A full-time MBA course over 14 months costs €25,000, while an executive MBA spread over two years is €28,000. Of the 75 students taking the full-time MBA, 50 are non-Italian. The institute has recently received accreditation from Equis, the accrediting arm of the European Foundation for Management Development.
Prof Spina sees three types of non-corporate students. The first is the non-Italian seeking a life experience – learning Italian, having a clear idea to return home and find work there. Type two are students from emerging economies – Chinese, Indian and Latin American – who see a full-time MBA as a gateway to the developed world, expecting to find a placement in Italy or Europe. The third is more international career- oriented, seeking good placements but not necessarily in Europe.
Anthony Lambkin, an Australian, is clear “type three” material. After graduating from Brisbane University, he moved on to the University of North Carolina in the US and then the car industry in Detroit.
He says he was attracted by Politechnico’s reputation for technological innovation, an MBA course that is shorter and more intense than in the US, and the inclusion of an internship, which he will complete at Case Western Reserve University in Cleveland, Ohio, working on clean technology start-ups.
“Milan feels like a hub,” he smiles.
From the start of the next academic year in May, MIP is moving with a large part of Politechnico out of its cramped and functional quarters in the suburbs of Milan. A campus for 20,000 students is being built in a former industrial zone outside the city in Boviso.
Prof Spina notes that Politechnico di Milano, with 40,000 students, provides 50 per cent of Italy’s designers, 25 per cent of its architects and 15 per cent of its engineers. It is a powerful brand that enables MIP to compete with its more established and better known rival, Bocconi, a private university also in Milan.

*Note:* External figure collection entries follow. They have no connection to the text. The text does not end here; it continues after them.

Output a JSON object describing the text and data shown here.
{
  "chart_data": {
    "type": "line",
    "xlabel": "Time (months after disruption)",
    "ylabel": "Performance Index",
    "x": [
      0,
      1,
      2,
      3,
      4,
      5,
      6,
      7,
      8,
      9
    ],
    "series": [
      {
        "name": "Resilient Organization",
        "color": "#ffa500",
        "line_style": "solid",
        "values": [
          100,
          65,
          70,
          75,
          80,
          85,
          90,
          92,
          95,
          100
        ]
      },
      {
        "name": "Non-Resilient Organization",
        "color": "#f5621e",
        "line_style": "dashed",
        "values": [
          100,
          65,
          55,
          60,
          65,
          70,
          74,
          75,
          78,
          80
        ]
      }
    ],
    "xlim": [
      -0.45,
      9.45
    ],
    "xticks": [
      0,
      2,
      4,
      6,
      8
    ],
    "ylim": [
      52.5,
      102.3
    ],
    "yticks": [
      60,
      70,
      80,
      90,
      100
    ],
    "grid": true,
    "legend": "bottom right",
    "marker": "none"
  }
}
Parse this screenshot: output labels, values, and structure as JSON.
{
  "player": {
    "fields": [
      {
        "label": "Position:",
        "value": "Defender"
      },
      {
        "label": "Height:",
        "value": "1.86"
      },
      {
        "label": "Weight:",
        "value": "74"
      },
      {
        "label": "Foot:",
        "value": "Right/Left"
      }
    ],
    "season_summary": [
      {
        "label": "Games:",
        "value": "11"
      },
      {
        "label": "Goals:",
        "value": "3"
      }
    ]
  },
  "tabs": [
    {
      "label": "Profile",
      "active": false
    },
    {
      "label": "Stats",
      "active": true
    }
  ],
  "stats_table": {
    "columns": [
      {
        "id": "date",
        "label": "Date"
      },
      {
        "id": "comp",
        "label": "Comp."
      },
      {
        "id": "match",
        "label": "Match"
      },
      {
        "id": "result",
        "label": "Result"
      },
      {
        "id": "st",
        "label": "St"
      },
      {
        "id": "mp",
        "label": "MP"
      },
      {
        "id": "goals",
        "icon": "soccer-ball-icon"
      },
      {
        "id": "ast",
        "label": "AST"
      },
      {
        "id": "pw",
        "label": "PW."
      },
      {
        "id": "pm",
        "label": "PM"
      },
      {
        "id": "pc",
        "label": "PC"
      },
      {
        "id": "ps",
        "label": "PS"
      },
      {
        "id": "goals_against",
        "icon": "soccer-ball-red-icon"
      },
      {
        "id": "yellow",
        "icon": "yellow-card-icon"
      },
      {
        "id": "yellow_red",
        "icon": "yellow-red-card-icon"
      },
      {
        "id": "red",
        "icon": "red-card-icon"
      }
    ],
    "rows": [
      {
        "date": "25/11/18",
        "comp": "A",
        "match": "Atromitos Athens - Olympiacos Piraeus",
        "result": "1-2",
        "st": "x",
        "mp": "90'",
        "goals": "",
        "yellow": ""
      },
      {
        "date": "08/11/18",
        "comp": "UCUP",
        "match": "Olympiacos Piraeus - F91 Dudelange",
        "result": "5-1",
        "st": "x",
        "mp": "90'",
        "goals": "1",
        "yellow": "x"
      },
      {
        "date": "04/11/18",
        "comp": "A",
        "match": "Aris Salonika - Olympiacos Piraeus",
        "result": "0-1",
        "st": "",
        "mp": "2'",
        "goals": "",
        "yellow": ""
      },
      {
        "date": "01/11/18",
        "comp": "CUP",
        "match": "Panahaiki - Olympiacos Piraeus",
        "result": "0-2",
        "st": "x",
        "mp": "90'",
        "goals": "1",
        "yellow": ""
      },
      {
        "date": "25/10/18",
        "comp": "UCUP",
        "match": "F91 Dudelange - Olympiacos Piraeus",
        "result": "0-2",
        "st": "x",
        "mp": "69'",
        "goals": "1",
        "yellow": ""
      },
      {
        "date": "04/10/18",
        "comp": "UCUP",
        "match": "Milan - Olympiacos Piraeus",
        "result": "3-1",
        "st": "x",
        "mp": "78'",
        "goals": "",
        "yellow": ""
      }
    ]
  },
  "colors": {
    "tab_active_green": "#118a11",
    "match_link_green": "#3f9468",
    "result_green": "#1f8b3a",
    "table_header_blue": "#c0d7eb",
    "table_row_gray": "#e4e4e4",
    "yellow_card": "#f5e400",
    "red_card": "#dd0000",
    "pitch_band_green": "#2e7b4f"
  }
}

Unicredit, Italy’s second largest bank, which is also a member of the shareholders’ consortium, took the unusual step of “forcing” the two rival schools to co-
operate and integrate programmes for its executives. “They threatened to go to Insead or London Business School instead,” Prof Spina recalls.
As the international debate continues over the role that the MBA “culture” has played in the global financial crisis, there are some wry smiles from around the table in recalling the MIP programmes that assisted UniCredit’s move into Germany and central and eastern Europe – an expansion that prompted the bank to seek a €6.6bn recapitalisation last October, and which was followed by official Libyan funds taking a 5 per cent stake in the bank.